Stem cell transplantation into mouse cochlea may impact future hearing loss therapies
Researchers in Japan who evaluated the risks and efficacy of transplanting two varieties of stem cells into mouse cochlea have concluded that both adult-derived induced pluripotent stem (iPS) cells and mouse embryonic stem (ES) cells demonstrate similar survival and neural differentiation capabilities. However, there is a risk of tumor growth associated with transplanting iPS cells into mouse cochleae. Given the potential for tumorigenesis, they concluded that the source of iPS cells is a critical issue for iPS cell-based therapy.
Their study is published in a recent issue of Cell Transplantation (21:4), now freely available online.
"Hearing loss affects millions of people worldwide," said Dr. Takayuki Nakagawa of the Department of Otolaryngology, Graduate School of Medicine, Kyoto University, Japan. "Recent studies have indicated the potential of stem-cell based approaches for the regeneration of hair cells and associated auditory primary neurons. These structures are essential for hearing and defects result in profound hearing loss and deafness."
The authors noted that embryonic stem cells have previously been identified as promising candidates for transplantation, however they have also been associated with immune rejection and ethics issues. Consequently, this study compared the survival and neural differentiation capabilities of ES and three clones of mouse iPS cells.

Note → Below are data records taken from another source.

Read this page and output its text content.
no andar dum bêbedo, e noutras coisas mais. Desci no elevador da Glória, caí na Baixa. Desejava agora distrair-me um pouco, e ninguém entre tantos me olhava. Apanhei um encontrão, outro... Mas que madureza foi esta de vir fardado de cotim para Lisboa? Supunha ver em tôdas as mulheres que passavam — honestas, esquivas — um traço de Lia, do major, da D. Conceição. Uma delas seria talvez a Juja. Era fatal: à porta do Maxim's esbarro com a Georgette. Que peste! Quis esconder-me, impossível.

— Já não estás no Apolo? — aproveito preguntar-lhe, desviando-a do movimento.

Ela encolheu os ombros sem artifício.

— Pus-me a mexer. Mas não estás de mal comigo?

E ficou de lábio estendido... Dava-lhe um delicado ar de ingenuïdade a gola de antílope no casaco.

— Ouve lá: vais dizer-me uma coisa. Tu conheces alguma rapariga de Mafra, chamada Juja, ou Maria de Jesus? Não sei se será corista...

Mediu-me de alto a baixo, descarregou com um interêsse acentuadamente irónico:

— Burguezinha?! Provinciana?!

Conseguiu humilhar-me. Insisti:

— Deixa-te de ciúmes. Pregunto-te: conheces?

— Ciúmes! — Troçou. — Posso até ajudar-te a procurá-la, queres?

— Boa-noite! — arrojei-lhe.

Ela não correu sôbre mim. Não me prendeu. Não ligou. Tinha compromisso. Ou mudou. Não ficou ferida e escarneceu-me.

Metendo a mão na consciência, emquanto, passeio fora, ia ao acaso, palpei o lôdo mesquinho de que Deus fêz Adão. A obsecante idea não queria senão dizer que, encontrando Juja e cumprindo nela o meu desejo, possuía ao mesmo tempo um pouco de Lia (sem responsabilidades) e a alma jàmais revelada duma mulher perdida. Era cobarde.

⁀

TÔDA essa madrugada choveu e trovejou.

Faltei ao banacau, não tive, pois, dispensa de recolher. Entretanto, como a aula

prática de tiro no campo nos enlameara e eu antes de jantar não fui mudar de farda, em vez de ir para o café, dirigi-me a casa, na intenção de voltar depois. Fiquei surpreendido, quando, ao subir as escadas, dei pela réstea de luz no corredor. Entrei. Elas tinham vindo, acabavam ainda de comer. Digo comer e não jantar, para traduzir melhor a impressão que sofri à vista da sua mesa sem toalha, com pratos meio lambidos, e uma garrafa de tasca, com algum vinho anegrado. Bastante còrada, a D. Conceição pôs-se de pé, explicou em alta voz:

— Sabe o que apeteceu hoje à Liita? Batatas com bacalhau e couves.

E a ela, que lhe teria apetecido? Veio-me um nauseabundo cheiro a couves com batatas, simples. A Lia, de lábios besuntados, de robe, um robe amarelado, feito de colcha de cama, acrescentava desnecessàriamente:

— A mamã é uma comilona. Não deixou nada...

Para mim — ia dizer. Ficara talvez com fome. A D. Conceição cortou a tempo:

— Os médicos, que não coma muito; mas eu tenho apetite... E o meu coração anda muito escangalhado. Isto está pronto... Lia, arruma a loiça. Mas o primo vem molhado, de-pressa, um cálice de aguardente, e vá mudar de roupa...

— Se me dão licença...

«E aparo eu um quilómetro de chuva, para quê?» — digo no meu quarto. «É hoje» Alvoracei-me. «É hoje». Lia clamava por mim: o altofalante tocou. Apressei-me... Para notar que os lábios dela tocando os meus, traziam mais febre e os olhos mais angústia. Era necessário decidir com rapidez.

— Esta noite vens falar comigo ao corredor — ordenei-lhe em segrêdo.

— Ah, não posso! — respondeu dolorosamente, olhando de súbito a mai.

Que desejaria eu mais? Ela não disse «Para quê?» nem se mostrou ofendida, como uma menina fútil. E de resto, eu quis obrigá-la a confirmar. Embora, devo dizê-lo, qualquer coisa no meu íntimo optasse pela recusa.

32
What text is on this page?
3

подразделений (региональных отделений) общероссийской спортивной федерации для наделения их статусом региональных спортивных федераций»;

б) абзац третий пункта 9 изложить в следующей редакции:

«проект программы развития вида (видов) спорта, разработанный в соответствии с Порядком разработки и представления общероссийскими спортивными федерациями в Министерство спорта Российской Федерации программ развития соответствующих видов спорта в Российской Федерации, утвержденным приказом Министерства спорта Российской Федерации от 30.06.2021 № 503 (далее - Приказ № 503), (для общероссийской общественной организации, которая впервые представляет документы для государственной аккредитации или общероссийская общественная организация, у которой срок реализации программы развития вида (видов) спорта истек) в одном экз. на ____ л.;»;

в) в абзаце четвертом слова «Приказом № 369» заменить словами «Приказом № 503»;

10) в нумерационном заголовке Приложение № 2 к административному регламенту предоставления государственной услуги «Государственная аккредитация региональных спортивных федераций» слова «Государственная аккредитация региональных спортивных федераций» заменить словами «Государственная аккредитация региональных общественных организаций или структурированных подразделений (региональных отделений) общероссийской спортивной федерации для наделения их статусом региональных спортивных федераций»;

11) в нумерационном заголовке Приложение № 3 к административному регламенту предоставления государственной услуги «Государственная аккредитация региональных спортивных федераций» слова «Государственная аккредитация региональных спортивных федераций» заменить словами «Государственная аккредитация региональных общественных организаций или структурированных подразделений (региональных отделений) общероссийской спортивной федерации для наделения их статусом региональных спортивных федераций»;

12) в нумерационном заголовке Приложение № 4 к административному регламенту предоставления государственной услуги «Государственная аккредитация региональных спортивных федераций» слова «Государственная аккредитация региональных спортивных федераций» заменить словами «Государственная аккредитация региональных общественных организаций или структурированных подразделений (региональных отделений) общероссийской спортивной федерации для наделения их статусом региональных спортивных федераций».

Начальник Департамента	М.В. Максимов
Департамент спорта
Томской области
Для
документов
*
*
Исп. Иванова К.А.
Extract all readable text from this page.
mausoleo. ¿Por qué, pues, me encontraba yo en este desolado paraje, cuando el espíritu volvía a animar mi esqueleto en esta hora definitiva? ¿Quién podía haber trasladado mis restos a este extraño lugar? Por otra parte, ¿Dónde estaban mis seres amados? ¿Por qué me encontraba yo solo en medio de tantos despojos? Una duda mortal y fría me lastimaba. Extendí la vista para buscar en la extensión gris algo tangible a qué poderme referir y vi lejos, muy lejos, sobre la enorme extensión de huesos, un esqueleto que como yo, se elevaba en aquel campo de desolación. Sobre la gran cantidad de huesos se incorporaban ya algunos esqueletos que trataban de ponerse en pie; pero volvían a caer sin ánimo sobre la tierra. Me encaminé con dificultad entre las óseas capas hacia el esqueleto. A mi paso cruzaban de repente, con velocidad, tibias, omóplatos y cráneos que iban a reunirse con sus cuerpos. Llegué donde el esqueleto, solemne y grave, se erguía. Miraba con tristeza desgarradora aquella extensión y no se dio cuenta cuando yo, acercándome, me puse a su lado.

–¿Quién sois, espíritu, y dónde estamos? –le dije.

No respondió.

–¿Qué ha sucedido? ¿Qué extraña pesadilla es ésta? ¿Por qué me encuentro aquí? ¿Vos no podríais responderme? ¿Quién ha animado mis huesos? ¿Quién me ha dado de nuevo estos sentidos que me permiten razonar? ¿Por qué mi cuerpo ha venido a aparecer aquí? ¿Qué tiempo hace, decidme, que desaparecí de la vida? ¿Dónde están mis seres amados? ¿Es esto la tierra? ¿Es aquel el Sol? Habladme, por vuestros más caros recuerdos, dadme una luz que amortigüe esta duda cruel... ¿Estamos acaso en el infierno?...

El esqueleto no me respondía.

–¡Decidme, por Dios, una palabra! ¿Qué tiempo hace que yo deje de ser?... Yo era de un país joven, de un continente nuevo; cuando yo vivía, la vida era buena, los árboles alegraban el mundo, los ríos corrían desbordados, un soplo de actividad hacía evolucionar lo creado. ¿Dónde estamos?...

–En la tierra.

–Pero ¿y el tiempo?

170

"Our study examined using induced pluripotent stem cells generated from the patient source to determine if they offer a promising alternative to ES cells," explained Dr. Nakagawa. "In addition, the potential for tumor risk from iPS cells needed clarification."
Four weeks after transplantation, the researchers found that the majority of cochleae that had been transplanted exhibited the settlement of iPS or ES-derived neurons. However, there was a difference in the number of cells present based on cell lines. They noted that the number of cells able to be transplanted into cochleae is limited because of the cochleae's tiny size. Thus, the number of settled cells is low.
They also noted the formation of a teratoma (encapsulated tumor) in some cochlea after transplantation with one group of iPS cells.
"To our knowledge, this is the first documentation of teratoma formation in cochleae after cell transplantation," said Dr. Nakagawa.
The researchers concluded that the teratoma formation in one iPS cell line indicated the necessity for selecting appropriate iPS cell lines for avoiding tumorigenesis. They also noted the need for developing methods to eliminate undifferentiated cells after neural induction in order to establish safe iPS-based therapy for the inner ear.
"While this study did not look at the ability of the transplanted cells to repair hearing loss, it does provide insight into the survival and fate of transplanted cells. It highlights the importance of factors such as knowing the original source of the cells and their degree of undifferentiation to enable the cells to be ranked in order of their likelihood of forming tumors" said Dr. John Sladek, professor of neurology and pediatrics at the University of Colorado School of Medicine.